The whole book is like this: for a while we are with Sparrow and then we go back at the same period with Lucas - a classic change in points of view chapter by chapter would perhaps have worked better for temporal continuity even if being so close to each other would have been a bit repetitive.
Not that what we read from Lucas's point of view is useless, on the contrary - we see what we can initially confuse as classic jealousy becoming concern and anger because Sparrow seems not to want to see what really is wrong with her relationship. We then see him feeling guilty, we see a different kind of anger that leads him to get in trouble - we see the pain, the helplessness in wanting to save Sparrow and the frustration in failing to it. We see him coming to terms with the fact that men see a problem and they would like to find a solution right away and immediately solve what is wrong while women need time to work out the traumas with their paces.

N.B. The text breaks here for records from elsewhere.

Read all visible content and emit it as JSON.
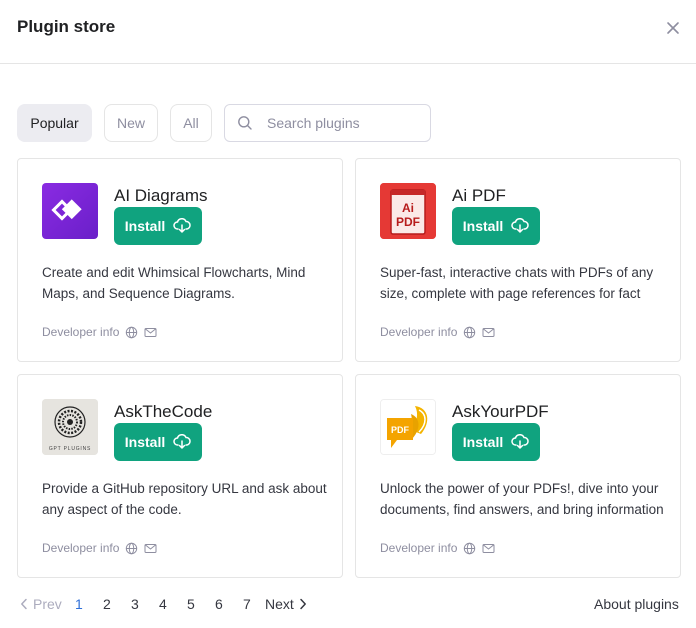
{
  "header": {
    "title": "Plugin store"
  },
  "tabs": [
    {
      "label": "Popular",
      "active": true
    },
    {
      "label": "New",
      "active": false
    },
    {
      "label": "All",
      "active": false
    }
  ],
  "search": {
    "placeholder": "Search plugins",
    "value": ""
  },
  "plugins": [
    {
      "name": "AI Diagrams",
      "install_label": "Install",
      "description": "Create and edit Whimsical Flowcharts, Mind Maps, and Sequence Diagrams.",
      "developer_label": "Developer info",
      "logo_icon": "whimsical-diamond-icon",
      "logo_color": "#7b2ff7"
    },
    {
      "name": "Ai PDF",
      "install_label": "Install",
      "description": "Super-fast, interactive chats with PDFs of any size, complete with page references for fact checking.",
      "developer_label": "Developer info",
      "logo_icon": "pdf-document-icon",
      "logo_color": "#d32f2f",
      "logo_text_top": "Ai",
      "logo_text_bottom": "PDF"
    },
    {
      "name": "AskTheCode",
      "install_label": "Install",
      "description": "Provide a GitHub repository URL and ask about any aspect of the code.",
      "developer_label": "Developer info",
      "logo_icon": "mandala-icon",
      "logo_caption": "GPT PLUGINS"
    },
    {
      "name": "AskYourPDF",
      "install_label": "Install",
      "description": "Unlock the power of your PDFs!, dive into your documents, find answers, and bring information to your fingertips.",
      "developer_label": "Developer info",
      "logo_icon": "pdf-feather-icon",
      "logo_color": "#f0a500",
      "logo_text": "PDF"
    }
  ],
  "pagination": {
    "prev_label": "Prev",
    "next_label": "Next",
    "pages": [
      "1",
      "2",
      "3",
      "4",
      "5",
      "6",
      "7"
    ],
    "current_page": "1"
  },
  "footer": {
    "about_label": "About plugins"
  },
  "colors": {
    "accent": "#10a37f",
    "current_page": "#2e6fd8"
  }
}
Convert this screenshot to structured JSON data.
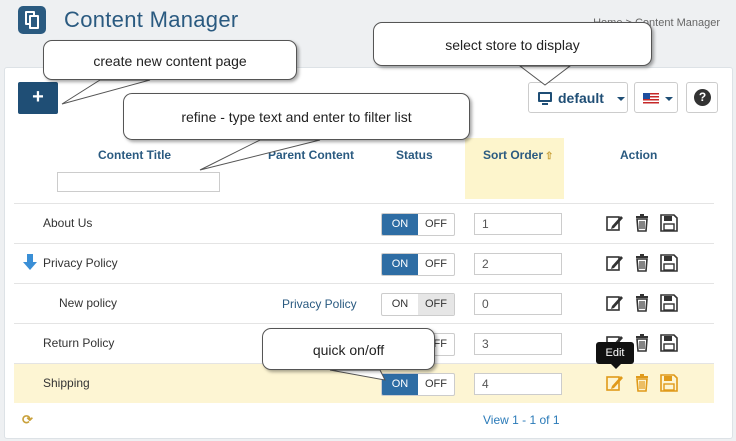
{
  "header": {
    "title": "Content Manager",
    "breadcrumb": "Home > Content Manager"
  },
  "toolbar": {
    "add_label": "+",
    "store_label": "default",
    "help_label": "?"
  },
  "columns": {
    "content_title": "Content Title",
    "parent_content": "Parent Content",
    "status": "Status",
    "sort_order": "Sort Order",
    "action": "Action"
  },
  "toggle": {
    "on": "ON",
    "off": "OFF"
  },
  "rows": [
    {
      "title": "About Us",
      "parent": "",
      "status": "ON",
      "sort": "1"
    },
    {
      "title": "Privacy Policy",
      "parent": "",
      "status": "ON",
      "sort": "2"
    },
    {
      "title": "New policy",
      "parent": "Privacy Policy",
      "status": "OFF",
      "sort": "0"
    },
    {
      "title": "Return Policy",
      "parent": "",
      "status": "ON",
      "sort": "3"
    },
    {
      "title": "Shipping",
      "parent": "",
      "status": "ON",
      "sort": "4"
    }
  ],
  "tooltip": "Edit",
  "pager": "View 1 - 1 of 1",
  "callouts": {
    "create": "create new content page",
    "store": "select store to display",
    "filter": "refine - type text and enter to filter list",
    "toggle": "quick on/off"
  },
  "colors": {
    "accent": "#2a5a80",
    "button": "#1f4e75",
    "toggle_on": "#2e6da4",
    "highlight": "#fdf5d3"
  },
  "icons": [
    "content-page-icon",
    "monitor-icon",
    "us-flag-icon",
    "help-icon",
    "edit-icon",
    "delete-icon",
    "save-icon",
    "down-arrow-icon",
    "refresh-icon",
    "sort-asc-icon"
  ]
}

Although I have been unable to empathize - I had read a book five years ago on the same topic, but which started from premises and characteristic traits of the characters involved completely different - Sparrow is a book that shows and deals with those issues in the right way: the justifications the victim finds for their partner, the guilt felt by the survivor (the one felt by the person brutally attacked and the one felt by those who love the victim and haven't been able to stop what happened), the necessary therapy to heal, the type of domestic violence that creates two types of people - the one that will end up again victim of someone else and the one who'll turn from victim to oppressor.
Because even though he has no excuse, something about Tristan's family life with his father show through a phrase he says to Sparrow.
Because what Sparrow suffered at the hands of her mother is only hinted at, hushed at the beginning as she was taught to do, but which then explodes in all its horror when Sparrow realizes it's time to speak if she wants to have any chance of healing.
It's definitely a book with a really powerful message and I was sorry I was unable to empathize with this fragile but strong at the same time girl. Just as it's a pity those time jumps that perhaps made that part of the story end too soon - or perhaps the author didn't want the story to become too morbid because what matters is what happens next. Maybe I would have done without some of Lucas' point of view - or I would have left it intact, but I would have expanded Sparrow's.
The ending, however, is perfect for me: truthful, credible, bittersweet - the symbol of an affection that goes beyond friendship and romantic love, the representation of the way a person marks your life perhaps even when they're not a huge part of your life anymore.